Category: Ecology
Summary: Finding the drift strength at which a favorable refuge stops pinning population growth in a disordered non-Hermitian landscape.
This experiment studies a persistence problem that mixes two ideas usually treated separately: drift-driven delocalization in Hatano-Nelson style operators, and refuge-driven localization in spatial ecology. A compact high-growth refuge can trap the leading growth mode of a population, but increasing directional drift may eventually pull that mode out of the refuge. The central question is where that pinning breakdown occurs as system size grows.
The script builds dense disordered nonlocal persistence operators with a designated refuge region and then bisects the drift parameter to find the threshold where the principal mode is no longer refuge-centered.
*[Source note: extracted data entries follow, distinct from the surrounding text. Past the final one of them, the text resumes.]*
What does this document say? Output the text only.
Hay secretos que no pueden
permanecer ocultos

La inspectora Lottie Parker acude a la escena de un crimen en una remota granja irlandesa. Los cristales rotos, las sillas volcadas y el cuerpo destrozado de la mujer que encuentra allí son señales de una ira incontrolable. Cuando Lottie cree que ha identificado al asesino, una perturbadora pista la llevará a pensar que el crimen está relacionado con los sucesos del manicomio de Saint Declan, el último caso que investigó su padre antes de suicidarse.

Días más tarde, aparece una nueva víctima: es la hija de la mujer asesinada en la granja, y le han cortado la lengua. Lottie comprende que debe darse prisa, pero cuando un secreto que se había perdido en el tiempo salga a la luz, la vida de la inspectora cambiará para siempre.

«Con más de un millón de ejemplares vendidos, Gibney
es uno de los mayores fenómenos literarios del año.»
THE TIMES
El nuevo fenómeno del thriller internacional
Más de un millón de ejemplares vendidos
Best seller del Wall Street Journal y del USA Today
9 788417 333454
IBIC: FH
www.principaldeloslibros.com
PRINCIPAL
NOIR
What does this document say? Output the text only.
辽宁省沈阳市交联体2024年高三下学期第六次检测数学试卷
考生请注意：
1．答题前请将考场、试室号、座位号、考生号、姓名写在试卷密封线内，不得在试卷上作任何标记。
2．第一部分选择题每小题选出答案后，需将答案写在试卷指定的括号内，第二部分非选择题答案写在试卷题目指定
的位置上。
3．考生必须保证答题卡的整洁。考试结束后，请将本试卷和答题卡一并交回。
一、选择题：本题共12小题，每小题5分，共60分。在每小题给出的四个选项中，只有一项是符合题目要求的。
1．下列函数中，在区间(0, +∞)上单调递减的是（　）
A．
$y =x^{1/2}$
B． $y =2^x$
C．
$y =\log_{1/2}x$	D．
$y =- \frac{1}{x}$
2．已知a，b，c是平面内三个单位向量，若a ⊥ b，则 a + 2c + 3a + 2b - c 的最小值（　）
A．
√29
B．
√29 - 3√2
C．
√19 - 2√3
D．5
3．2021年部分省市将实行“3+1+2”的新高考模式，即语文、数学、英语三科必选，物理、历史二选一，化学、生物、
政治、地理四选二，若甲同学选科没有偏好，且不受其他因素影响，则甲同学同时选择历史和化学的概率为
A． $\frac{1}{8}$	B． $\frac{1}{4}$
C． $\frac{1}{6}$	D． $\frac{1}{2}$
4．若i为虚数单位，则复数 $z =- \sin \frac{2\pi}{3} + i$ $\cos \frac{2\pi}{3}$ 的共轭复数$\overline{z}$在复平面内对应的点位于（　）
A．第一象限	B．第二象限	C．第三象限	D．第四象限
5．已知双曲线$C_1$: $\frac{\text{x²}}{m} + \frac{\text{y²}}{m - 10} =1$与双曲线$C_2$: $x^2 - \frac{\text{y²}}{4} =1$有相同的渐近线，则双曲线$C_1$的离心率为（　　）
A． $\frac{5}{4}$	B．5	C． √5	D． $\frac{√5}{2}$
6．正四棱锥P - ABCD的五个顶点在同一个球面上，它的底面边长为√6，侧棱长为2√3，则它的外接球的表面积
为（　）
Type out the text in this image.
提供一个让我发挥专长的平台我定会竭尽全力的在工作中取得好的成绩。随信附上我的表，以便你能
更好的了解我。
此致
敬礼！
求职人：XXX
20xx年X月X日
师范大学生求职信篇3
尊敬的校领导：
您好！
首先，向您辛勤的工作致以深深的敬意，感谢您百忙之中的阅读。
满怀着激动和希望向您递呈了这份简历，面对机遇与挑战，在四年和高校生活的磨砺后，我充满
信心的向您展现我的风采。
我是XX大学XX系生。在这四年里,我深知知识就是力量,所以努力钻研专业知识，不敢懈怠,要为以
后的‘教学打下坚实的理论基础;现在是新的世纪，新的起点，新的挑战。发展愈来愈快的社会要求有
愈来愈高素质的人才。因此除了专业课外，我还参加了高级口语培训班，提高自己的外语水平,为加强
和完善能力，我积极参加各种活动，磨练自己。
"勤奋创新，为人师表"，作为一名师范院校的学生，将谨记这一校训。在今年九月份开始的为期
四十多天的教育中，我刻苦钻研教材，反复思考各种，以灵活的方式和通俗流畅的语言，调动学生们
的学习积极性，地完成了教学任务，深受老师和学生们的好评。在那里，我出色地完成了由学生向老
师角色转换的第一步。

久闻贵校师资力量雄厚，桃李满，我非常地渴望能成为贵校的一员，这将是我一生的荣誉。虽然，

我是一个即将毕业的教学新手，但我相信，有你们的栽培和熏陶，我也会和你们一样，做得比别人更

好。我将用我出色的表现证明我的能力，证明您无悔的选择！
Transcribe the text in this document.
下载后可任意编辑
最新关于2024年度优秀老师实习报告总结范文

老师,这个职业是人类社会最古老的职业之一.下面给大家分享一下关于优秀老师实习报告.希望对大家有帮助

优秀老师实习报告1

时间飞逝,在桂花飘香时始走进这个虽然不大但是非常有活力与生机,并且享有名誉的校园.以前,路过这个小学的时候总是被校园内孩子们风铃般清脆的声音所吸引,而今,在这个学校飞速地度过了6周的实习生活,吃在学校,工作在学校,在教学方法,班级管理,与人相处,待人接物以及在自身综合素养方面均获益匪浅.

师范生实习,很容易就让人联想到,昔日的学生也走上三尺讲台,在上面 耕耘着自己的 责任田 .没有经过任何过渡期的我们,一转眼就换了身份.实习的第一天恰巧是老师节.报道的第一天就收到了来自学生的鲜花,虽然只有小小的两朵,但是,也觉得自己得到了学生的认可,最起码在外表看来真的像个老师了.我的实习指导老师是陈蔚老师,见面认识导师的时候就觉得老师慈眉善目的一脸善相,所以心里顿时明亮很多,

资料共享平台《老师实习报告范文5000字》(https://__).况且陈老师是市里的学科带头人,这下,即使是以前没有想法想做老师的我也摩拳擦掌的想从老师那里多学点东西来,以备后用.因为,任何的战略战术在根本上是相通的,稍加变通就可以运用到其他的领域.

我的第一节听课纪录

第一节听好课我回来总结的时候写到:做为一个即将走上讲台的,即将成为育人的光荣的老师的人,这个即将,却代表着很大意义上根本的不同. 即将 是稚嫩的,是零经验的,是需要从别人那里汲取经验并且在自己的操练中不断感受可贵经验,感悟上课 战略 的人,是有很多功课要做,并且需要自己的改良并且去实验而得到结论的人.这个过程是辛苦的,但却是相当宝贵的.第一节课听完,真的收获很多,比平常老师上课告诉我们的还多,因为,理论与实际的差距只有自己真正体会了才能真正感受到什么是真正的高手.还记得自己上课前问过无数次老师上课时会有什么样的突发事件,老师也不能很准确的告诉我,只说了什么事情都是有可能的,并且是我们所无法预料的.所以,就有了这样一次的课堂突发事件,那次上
Iterative deepening pushes the same bracket across larger matrices, allowing the project to estimate a finite-size critical drift rather than a single small-system anecdote.
What makes the experiment useful is the combination of non-Hermitian localization physics with refuge ecology in a dense threshold map. Prior work examined these ingredients separately, but not this specific crossover in a systematic finite-size BOINC sweep.
Method: Dense non-symmetric eigensolve with iterative deepening and bisection on drift strength, at matrix sizes from 128 to 2048.
What is measured: Critical drift threshold, refuge mass fraction, localization score, pinned fraction, leading growth rate, and bracket width.